The main event: ispace is tracking to make Japan the fourth nation ever to successfully soft-land a spacecraft on the lunar surface (following the Americans, Soviets, and Chinese). Moreover, if the startup succeeds, the HAKUTO-R lander would become the first craft completely funded and built by a private company to land on another celestial body.

ispace began working on its lander to compete for Google’s Lunar X Prize, which offered a prize to the first non-government entity to land a craft on the Moon. The competition ended in 2018—sadly, without a winner—but ispace kept at its design.

  • SpaceIL, an Israeli organization and X Prize competitor, came up just short in 2019 when its Beresheet craft crash-landed on the lunar surface. 

Back to ispace: Rather than following a trajectory straight to the Moon, HAKUTO-R is taking the long way ’round. Its journey will take three months, tracing a long, spiraling route designed to conserve fuel. 

  • Mission 1 will serve as a tech demo, with ispace declaring mission success only upon a lunar soft landing. 
  • Mission 2 is currently slated for a 2024 launch.

Tagging along: Two additional, smaller missions will join the ispace lander for its launch. 

The UAE has a small rover of its own tucked into the Mission 1 lander. Designed by the Mohammed bin Rashid Space Centre, the rover, named Rashid, would also be the country’s first craft on the Moon. The small rover will traverse the lunar surface, studying the regolith as well as plasma conditions.

NASA, meanwhile, is flying a lunar orbiter called the Lunar Flashlight aboard the mission. If all goes to plan, the Lunar Flashlight will enter a highly elliptical orbit around the Moon and then use a laser to study ice on its surface.

Zooming out: Due to ispace taking the scenic long route to the Moon, there’s a chance it won’t be the first private lunar landing. Two other companies, Intuitive Machines and Astrobotic, are also vying for the title and aim to launch their own landers early next year. Both would take a more direct route that could put either on the surface first. 
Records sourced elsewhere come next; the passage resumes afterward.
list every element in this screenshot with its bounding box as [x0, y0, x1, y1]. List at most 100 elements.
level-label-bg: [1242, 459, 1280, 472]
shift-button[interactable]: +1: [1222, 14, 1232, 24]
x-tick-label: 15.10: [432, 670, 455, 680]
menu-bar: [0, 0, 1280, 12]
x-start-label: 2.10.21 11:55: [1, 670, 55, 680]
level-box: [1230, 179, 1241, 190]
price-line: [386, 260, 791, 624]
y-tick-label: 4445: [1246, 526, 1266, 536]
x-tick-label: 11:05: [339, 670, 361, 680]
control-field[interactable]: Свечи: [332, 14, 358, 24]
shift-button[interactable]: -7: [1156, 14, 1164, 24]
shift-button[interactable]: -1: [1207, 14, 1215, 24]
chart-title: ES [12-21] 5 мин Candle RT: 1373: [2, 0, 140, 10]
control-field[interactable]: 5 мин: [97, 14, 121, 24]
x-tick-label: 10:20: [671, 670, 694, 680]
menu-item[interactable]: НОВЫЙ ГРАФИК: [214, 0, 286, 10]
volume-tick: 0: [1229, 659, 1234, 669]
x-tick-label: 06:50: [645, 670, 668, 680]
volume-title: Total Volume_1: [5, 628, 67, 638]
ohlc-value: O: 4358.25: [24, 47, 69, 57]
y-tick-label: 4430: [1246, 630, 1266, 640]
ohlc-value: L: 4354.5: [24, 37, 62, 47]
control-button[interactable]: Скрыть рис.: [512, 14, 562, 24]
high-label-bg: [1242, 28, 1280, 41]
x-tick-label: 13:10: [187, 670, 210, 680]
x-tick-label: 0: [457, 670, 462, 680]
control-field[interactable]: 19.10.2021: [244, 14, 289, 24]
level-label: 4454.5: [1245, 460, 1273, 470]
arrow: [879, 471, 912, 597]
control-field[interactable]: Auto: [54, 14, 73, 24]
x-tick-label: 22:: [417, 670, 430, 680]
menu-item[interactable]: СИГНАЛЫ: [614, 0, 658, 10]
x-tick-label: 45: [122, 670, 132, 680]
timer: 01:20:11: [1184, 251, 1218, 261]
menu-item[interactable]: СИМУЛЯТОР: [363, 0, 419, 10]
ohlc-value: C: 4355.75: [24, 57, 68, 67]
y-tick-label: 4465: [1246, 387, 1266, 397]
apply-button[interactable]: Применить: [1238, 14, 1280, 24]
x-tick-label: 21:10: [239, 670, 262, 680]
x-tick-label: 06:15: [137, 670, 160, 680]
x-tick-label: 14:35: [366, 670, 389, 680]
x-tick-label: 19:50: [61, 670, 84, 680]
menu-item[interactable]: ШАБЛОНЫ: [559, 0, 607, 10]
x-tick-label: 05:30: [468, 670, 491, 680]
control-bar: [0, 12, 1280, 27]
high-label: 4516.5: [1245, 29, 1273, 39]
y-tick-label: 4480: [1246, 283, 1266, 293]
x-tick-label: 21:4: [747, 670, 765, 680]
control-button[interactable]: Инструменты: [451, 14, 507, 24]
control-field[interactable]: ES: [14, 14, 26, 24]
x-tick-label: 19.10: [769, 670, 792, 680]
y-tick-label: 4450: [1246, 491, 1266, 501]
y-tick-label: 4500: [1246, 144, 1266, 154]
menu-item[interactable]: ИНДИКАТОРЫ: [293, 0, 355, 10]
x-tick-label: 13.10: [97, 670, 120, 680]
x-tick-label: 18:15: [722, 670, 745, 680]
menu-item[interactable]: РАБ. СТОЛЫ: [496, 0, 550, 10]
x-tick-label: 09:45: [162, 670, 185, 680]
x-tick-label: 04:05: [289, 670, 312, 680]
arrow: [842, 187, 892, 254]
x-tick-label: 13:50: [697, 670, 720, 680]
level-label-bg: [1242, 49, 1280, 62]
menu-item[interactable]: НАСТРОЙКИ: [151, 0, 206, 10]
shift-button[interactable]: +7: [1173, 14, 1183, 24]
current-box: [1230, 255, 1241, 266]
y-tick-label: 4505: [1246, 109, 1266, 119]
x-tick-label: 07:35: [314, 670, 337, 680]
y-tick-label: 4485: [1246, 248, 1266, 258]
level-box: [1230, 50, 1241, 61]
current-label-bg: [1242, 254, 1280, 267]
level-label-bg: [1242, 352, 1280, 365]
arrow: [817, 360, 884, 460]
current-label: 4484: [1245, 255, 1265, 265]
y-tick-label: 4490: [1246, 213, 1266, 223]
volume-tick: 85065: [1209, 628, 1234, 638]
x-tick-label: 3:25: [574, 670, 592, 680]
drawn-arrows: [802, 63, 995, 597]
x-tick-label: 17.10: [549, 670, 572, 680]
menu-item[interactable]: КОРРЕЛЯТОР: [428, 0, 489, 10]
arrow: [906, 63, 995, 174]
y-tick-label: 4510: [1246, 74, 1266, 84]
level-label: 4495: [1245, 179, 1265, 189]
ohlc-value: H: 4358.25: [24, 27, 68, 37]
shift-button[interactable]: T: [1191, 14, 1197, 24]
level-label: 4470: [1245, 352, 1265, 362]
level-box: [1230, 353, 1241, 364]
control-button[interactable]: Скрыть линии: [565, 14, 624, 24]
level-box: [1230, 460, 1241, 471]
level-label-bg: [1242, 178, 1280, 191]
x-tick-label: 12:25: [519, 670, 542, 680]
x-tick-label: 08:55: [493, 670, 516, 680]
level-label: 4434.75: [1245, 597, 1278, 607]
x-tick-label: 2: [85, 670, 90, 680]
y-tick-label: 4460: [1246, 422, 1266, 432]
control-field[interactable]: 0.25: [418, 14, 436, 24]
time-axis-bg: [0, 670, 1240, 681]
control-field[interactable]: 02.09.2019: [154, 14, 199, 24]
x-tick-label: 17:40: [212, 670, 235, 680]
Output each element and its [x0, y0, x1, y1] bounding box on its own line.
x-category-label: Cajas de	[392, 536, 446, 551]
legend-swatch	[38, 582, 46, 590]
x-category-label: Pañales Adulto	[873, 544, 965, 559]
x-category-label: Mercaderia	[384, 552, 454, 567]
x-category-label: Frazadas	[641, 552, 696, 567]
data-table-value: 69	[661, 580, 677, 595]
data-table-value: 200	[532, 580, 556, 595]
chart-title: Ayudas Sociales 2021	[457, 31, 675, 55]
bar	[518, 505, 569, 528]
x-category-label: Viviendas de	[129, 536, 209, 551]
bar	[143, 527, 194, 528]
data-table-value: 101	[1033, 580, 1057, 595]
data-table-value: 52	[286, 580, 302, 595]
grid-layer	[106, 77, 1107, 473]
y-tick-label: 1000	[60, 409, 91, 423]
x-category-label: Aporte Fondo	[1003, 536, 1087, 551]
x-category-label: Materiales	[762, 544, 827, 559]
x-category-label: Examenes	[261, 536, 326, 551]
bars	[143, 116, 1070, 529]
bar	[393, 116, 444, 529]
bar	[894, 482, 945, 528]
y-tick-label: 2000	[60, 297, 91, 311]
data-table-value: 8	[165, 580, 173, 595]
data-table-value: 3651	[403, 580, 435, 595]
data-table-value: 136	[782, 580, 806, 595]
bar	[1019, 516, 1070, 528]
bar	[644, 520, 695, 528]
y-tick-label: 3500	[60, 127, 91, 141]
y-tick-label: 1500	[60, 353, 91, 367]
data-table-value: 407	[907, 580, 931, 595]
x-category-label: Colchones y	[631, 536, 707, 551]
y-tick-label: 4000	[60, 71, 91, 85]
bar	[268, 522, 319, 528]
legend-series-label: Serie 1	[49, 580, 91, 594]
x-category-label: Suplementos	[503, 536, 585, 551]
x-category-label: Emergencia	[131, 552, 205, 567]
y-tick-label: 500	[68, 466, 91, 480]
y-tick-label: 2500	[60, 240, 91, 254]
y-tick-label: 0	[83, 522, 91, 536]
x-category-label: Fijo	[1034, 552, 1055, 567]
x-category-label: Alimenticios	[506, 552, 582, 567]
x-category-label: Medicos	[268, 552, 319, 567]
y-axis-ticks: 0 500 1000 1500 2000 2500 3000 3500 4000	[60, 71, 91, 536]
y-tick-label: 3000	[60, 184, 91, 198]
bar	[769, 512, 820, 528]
Ispace has said it isn’t concerned with being first—instead, it’s hoping to contribute to international collaboration in a future lunar ecosystem. “We’re a quite international business already, and I’d like to position ispace as an international bridge between the US and other companies,” ispace founder and CEO Takeshi Hakamada told New Scientist. The company has offices in Japan, the US, and Luxembourg, as well as contracts with NASA and ESA for future missions.